The Techniques of Preparing and Eating Roti that Makes it More Delicious and Unique

As a typical Indian recipe, roti tastes better when you eat them with hands instead of using spoons or knives or forks. Roti is a type of round-shaped flat-bread made out of whole wheat flour mixed with salt and oil and popularly consumed across the Indian subcontinent from ancient period. However, there are different as well as specific techniques of making roti such as gradual adding of water into the flour to bring an appropriate consistency, appropriate procedures of mixing flour and pressing the dough to make small pieces of balls or cakes before shaping them into flat-bread etc. Though these techniques are traditional, professionals of Indian cuisines and restaurants such as Rotimatic have over the period developed the skills and arts of making roti unique.

Process of Making Roti:

As said earlier, the roti is made out of whole wheat flour, salt, water and oil. However, people in different regions also use other ingredients such as millets and corn instead of wheat flour and add them in wheat flour. To begin with the process of roti making, flour is mixed with a little bit of salt and then gradually mix water into the flour while pressing the dough to bring consistency. Then, the dough is divided into small balls and rolled into round-shaped flat-thin bread and cooked normally in an oven or on a frying pan called tawa or on an open fire. There are numerous different types of roti consumed across India as well as across the Indian subcontinent with different names and flavours. The recipe is believed to be originated in India or Indian subcontinent from time immemorial.

How to Eat Roti:

As the Chinese have their unique way of eating with sticks, the roti is normally eaten using hands or fingers of one hand. This process of eating roti involves the thumb to press and hold the roti at one end and tear the roti using forefinger and middle finger. However, the people who find the technique too difficult to use can use a knife and fork to eat the roti by cutting the roti into appropriate bite-size. The cut piece of roti is then used to wrap curry or other vegetable and non-veg items and then eaten while eating the roti by hand. One may question the hygienic risks of taking roti using hand but washing the hand appropriately before eating roti can reduce the risks of eating roti by hand substantially.

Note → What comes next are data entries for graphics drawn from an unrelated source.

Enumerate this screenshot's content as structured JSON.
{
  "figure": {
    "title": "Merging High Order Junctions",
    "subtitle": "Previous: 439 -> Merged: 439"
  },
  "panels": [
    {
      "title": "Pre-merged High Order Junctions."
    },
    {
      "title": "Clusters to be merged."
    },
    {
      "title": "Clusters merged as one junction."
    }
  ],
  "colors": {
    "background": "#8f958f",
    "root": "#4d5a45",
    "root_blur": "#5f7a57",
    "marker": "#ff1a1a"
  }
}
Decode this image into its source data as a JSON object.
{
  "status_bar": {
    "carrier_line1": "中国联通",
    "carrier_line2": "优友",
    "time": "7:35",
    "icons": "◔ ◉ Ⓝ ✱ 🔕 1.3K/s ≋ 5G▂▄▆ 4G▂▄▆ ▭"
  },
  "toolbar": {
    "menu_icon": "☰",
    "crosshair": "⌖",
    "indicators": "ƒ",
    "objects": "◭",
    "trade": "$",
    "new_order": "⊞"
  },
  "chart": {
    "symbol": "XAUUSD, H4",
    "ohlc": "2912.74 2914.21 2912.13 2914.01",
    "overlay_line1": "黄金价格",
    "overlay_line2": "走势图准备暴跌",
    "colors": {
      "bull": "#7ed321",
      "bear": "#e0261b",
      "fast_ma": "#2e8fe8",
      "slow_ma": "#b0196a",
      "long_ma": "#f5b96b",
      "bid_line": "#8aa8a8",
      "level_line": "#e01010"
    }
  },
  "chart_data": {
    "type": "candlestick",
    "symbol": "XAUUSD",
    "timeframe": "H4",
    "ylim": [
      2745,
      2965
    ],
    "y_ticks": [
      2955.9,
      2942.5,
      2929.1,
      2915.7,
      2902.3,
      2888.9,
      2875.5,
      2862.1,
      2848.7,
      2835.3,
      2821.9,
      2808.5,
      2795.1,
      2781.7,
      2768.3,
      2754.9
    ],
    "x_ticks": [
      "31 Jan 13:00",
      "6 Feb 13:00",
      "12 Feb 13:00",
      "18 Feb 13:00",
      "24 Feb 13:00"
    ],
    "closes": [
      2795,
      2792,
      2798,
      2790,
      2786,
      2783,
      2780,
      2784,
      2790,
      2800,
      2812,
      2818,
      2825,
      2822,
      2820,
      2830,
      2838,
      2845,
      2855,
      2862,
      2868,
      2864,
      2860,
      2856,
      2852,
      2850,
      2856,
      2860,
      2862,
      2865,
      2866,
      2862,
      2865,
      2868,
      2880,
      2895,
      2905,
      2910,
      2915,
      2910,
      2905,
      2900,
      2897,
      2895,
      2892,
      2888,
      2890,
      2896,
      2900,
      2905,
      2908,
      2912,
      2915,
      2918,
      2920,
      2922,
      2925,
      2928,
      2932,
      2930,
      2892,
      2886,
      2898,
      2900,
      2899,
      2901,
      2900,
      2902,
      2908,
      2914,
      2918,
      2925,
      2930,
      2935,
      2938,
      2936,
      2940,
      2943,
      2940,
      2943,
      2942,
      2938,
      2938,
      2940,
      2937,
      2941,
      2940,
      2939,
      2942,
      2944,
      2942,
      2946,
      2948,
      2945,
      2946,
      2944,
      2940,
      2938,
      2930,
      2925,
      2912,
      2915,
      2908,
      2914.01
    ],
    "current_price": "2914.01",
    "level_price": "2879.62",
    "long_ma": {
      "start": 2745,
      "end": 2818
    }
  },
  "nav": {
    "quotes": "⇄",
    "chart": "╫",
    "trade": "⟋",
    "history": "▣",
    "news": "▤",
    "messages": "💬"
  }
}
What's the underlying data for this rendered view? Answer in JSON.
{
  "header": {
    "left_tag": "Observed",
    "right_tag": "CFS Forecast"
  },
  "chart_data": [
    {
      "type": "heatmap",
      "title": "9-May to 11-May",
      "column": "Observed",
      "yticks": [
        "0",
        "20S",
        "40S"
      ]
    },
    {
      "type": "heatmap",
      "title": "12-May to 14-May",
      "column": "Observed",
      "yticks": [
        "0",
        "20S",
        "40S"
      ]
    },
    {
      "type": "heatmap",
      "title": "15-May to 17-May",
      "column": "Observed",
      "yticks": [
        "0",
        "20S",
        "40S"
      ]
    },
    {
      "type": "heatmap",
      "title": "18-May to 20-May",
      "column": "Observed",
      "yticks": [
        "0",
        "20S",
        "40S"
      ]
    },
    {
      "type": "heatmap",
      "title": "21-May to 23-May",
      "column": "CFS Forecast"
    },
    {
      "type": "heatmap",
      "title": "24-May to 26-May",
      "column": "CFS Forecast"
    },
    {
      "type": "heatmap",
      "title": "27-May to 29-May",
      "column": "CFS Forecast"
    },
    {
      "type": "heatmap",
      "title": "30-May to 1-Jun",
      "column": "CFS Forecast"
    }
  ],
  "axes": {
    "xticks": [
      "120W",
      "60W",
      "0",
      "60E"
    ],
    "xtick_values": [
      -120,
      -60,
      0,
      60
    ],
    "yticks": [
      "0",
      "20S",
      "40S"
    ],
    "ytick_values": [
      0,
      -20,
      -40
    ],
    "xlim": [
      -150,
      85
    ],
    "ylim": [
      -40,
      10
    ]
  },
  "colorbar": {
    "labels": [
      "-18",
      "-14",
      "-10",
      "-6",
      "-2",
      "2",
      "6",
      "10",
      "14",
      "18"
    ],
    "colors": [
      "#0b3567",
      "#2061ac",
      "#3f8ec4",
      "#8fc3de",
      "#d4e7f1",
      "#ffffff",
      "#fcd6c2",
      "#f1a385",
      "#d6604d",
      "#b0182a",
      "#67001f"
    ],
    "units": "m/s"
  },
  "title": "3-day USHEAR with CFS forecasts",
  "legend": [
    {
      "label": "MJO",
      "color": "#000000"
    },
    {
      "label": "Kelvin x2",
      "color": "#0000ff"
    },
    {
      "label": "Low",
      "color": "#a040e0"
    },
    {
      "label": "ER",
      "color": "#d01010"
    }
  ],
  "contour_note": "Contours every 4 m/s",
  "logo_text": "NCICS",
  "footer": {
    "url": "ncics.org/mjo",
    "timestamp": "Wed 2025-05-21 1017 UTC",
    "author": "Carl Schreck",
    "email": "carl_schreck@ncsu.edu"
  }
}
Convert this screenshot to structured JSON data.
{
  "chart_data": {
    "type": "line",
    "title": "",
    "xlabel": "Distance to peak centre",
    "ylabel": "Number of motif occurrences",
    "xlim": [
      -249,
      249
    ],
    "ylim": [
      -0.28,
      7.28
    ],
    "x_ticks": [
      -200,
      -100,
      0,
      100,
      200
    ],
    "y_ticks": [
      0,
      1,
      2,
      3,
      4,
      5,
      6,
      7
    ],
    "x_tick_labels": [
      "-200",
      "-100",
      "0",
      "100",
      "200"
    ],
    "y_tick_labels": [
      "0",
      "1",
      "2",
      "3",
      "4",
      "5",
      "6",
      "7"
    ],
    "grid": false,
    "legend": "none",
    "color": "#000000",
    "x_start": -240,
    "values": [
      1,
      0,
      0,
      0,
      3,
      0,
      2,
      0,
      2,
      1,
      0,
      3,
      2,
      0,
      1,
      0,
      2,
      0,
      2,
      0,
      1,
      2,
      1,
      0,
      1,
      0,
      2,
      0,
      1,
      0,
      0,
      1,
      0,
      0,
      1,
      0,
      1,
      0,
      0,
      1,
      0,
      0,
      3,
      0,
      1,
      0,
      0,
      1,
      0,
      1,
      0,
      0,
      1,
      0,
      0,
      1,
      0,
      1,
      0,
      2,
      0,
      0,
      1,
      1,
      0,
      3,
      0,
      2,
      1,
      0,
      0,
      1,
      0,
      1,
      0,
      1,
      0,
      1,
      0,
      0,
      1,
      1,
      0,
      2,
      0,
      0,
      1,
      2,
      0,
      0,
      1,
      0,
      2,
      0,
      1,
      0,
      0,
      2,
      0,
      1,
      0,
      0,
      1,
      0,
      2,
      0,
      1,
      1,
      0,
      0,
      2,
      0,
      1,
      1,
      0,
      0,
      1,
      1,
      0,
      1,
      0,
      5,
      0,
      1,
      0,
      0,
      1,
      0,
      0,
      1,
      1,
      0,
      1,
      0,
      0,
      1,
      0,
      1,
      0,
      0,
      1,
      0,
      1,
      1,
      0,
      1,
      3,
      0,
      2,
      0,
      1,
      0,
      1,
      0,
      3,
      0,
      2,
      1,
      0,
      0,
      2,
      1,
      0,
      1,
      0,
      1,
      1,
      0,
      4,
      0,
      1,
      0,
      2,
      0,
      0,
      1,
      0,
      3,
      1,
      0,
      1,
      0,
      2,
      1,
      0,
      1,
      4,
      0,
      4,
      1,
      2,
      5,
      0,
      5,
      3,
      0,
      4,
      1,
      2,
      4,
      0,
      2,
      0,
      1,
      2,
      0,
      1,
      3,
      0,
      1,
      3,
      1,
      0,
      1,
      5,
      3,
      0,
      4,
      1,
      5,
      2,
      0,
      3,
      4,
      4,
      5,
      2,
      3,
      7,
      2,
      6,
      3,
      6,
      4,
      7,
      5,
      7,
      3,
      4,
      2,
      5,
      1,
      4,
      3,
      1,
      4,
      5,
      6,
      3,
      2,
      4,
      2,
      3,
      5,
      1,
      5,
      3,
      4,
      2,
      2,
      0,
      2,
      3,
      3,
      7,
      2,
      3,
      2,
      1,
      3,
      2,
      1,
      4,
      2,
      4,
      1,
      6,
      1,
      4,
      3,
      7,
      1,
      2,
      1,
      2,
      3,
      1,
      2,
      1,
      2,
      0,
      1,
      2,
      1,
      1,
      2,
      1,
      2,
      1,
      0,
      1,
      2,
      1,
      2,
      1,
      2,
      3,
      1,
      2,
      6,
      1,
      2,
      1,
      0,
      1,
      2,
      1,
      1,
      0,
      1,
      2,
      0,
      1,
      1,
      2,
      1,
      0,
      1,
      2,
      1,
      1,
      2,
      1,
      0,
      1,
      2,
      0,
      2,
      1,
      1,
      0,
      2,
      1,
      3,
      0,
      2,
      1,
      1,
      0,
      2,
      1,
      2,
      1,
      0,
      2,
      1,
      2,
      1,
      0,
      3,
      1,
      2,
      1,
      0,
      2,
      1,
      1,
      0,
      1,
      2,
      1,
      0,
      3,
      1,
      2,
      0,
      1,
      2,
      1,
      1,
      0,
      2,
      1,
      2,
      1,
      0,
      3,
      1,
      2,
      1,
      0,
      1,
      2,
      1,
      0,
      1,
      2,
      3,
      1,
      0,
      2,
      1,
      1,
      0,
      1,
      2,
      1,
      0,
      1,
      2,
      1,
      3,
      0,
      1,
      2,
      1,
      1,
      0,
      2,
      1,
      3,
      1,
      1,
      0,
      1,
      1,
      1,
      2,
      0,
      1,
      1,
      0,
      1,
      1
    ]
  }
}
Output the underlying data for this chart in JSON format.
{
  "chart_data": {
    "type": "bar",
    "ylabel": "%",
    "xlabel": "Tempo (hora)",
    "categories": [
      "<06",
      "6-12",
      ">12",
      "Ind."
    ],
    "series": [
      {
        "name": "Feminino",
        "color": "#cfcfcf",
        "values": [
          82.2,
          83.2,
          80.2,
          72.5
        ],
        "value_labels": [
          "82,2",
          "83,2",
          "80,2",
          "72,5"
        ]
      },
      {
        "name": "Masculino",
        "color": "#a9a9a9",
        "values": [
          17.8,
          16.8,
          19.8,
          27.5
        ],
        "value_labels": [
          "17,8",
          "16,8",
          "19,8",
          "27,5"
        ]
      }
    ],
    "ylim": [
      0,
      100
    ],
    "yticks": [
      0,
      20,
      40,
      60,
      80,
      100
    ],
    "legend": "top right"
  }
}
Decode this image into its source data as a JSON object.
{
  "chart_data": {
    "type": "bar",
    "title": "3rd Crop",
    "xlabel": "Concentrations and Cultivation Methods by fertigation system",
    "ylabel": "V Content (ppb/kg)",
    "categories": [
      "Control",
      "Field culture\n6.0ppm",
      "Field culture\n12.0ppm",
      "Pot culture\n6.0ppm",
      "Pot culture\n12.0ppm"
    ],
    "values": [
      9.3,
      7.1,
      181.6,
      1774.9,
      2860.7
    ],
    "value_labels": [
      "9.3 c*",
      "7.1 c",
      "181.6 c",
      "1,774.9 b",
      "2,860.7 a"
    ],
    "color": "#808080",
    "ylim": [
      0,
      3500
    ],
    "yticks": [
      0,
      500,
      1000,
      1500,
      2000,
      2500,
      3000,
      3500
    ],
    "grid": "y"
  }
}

Benefits of Consumption of Roti:

Roti consumption is considered beneficial to health with high nutritional value. Roti contains rich fibre and carbohydrate but no fat.  In addition to this, the roti also contains complex carbs that provide sustained energy. The roti is high in protein and has a low glycaemic index ultimately making it suitable for weight loss and metabolism.

Numerous Rotimatic reviews from around the world have already established the numerous health benefits of roti and physicians across the world have been prescribing to consume roti instead of other food recipes, especially during ailments.